The Declarer (Floyd McWilliams' Blog)

Saturday, August 02, 2003


Does the San Jose Mercury News have a policy of fact-checking letters to the editor? From my own experience, the answer is yes. California has an immigrant Vietnamese community which despises the current government of Vietnam in much the same way that immigrant Cubans despise Fidel Castro. Two or three years ago there was some sort of flare-up, I think because an artist was exhibiting portraits of Ho Chi Minh. Someone wrote into the Merc to say that the anti-Hanoi folks were just sore losers, and should get over themselves. I submitted a letter via email pointing out that the Hanoi regime had killed hundreds of thousands of Vietnamese, and some people don't get over that treatment in a day or week or even a couple of decades.

I figured that some harassed editor would print my letter, or toss it. I was not prepared to get a phone call from a Merc employee asking me for documentation of my claim! I was momentarily nonplussed; isn't the letters to the editor feature a haven for nuts who claim that God will abandon America, or the world will run out of energy? I said that I would email some evidence.

I Googled around, found some webbed data from Rummel's "Death by Government", and emailed it to the Merc editor.

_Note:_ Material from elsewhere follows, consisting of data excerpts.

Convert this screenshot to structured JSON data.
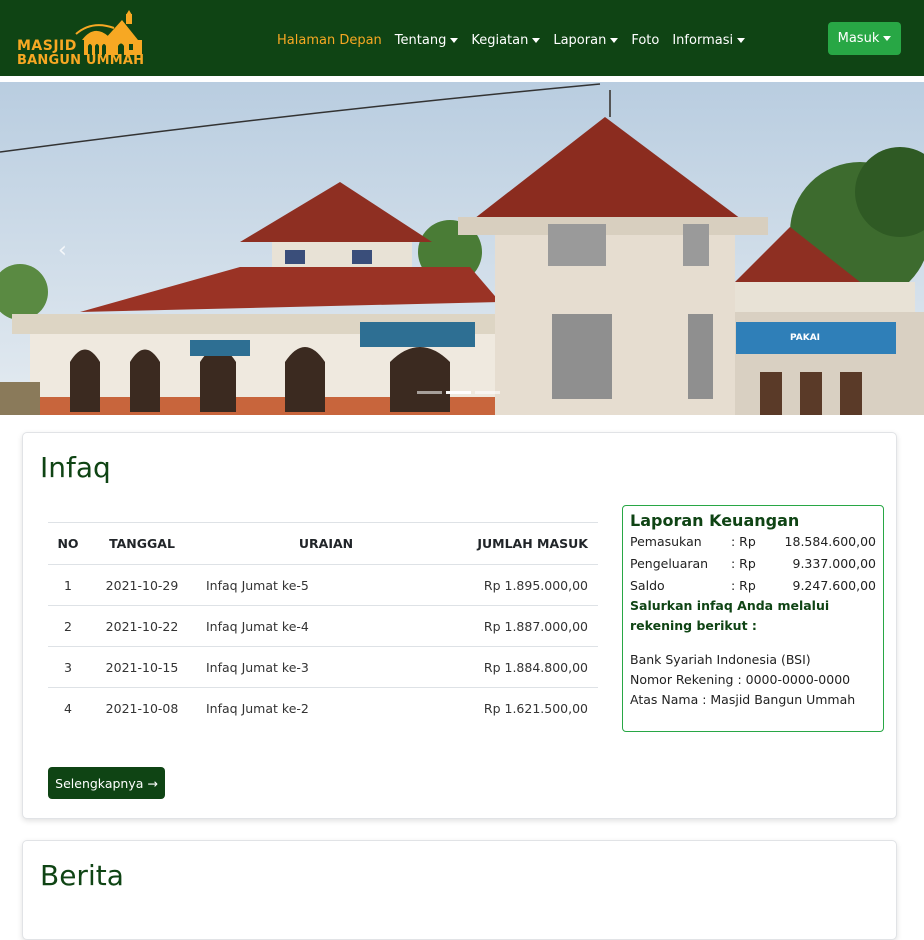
{
  "brand": {
    "line1": "MASJID",
    "line2": "BANGUN UMMAH"
  },
  "nav": {
    "items": [
      {
        "label": "Halaman Depan",
        "active": true,
        "dropdown": false
      },
      {
        "label": "Tentang",
        "active": false,
        "dropdown": true
      },
      {
        "label": "Kegiatan",
        "active": false,
        "dropdown": true
      },
      {
        "label": "Laporan",
        "active": false,
        "dropdown": true
      },
      {
        "label": "Foto",
        "active": false,
        "dropdown": false
      },
      {
        "label": "Informasi",
        "active": false,
        "dropdown": true
      }
    ],
    "login_label": "Masuk"
  },
  "hero": {
    "sign_text": "PAKAI",
    "carousel": {
      "prev_icon": "‹",
      "slides": 3,
      "active_index": 1
    }
  },
  "infaq": {
    "title": "Infaq",
    "table": {
      "headers": [
        "NO",
        "TANGGAL",
        "URAIAN",
        "JUMLAH MASUK"
      ],
      "rows": [
        [
          "1",
          "2021-10-29",
          "Infaq Jumat ke-5",
          "Rp 1.895.000,00"
        ],
        [
          "2",
          "2021-10-22",
          "Infaq Jumat ke-4",
          "Rp 1.887.000,00"
        ],
        [
          "3",
          "2021-10-15",
          "Infaq Jumat ke-3",
          "Rp 1.884.800,00"
        ],
        [
          "4",
          "2021-10-08",
          "Infaq Jumat ke-2",
          "Rp 1.621.500,00"
        ]
      ]
    },
    "more_label": "Selengkapnya →"
  },
  "finance": {
    "title": "Laporan Keuangan",
    "rows": [
      {
        "label": "Pemasukan",
        "currency": ": Rp",
        "value": "18.584.600,00"
      },
      {
        "label": "Pengeluaran",
        "currency": ": Rp",
        "value": "9.337.000,00"
      },
      {
        "label": "Saldo",
        "currency": ": Rp",
        "value": "9.247.600,00"
      }
    ],
    "note": "Salurkan infaq Anda melalui rekening berikut :",
    "bank": "Bank Syariah Indonesia (BSI)",
    "account": "Nomor Rekening : 0000-0000-0000",
    "holder": "Atas Nama : Masjid Bangun Ummah"
  },
  "berita": {
    "title": "Berita"
  },
  "colors": {
    "primary": "#0f4414",
    "accent": "#f7a823",
    "success": "#28a745"
  }
}
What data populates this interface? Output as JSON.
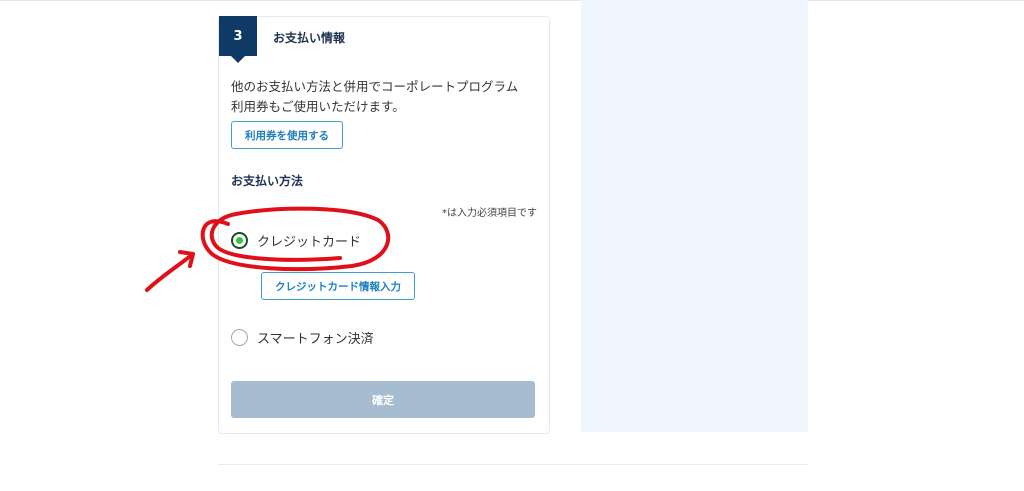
{
  "step": {
    "number": "3",
    "title": "お支払い情報"
  },
  "info": {
    "text_line1": "他のお支払い方法と併用でコーポレートプログラム",
    "text_line2": "利用券もご使用いただけます。",
    "coupon_button": "利用券を使用する"
  },
  "payment": {
    "heading": "お支払い方法",
    "required_note": "*は入力必須項目です",
    "options": [
      {
        "label": "クレジットカード",
        "selected": true
      },
      {
        "label": "スマートフォン決済",
        "selected": false
      }
    ],
    "card_input_button": "クレジットカード情報入力",
    "confirm_button": "確定"
  },
  "colors": {
    "badge": "#0f3a66",
    "link_blue": "#1f7fbf",
    "radio_selected": "#3cc23c",
    "confirm_disabled": "#a6bcd1",
    "side_panel": "#eff6fd",
    "annotation_red": "#e0101a"
  },
  "icons": {
    "annotation_circle": "red-hand-drawn-circle",
    "annotation_arrow": "red-hand-drawn-arrow"
  }
}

They printed my letter.

But ... I saw this letter in Thursday's Merc:


Race initiative is not what is seems

Now that the Connerly initiative is upon us, it's time we start calling it like it is. For starters, there's no ``Racial Privacy Initiative.'' That ballot designation was rejected because this has nothing to do with privacy. Instead, what voters will see on the ballot is `Classification by Race, Ethnicity, Color or National Origin.''

Proponents want voters to believe this will get rid of those ``annoying check boxes'' on government forms and achieve a colorblind society. Yet, this initiative will make all of us blind to information that protects our health, safety and civil rights.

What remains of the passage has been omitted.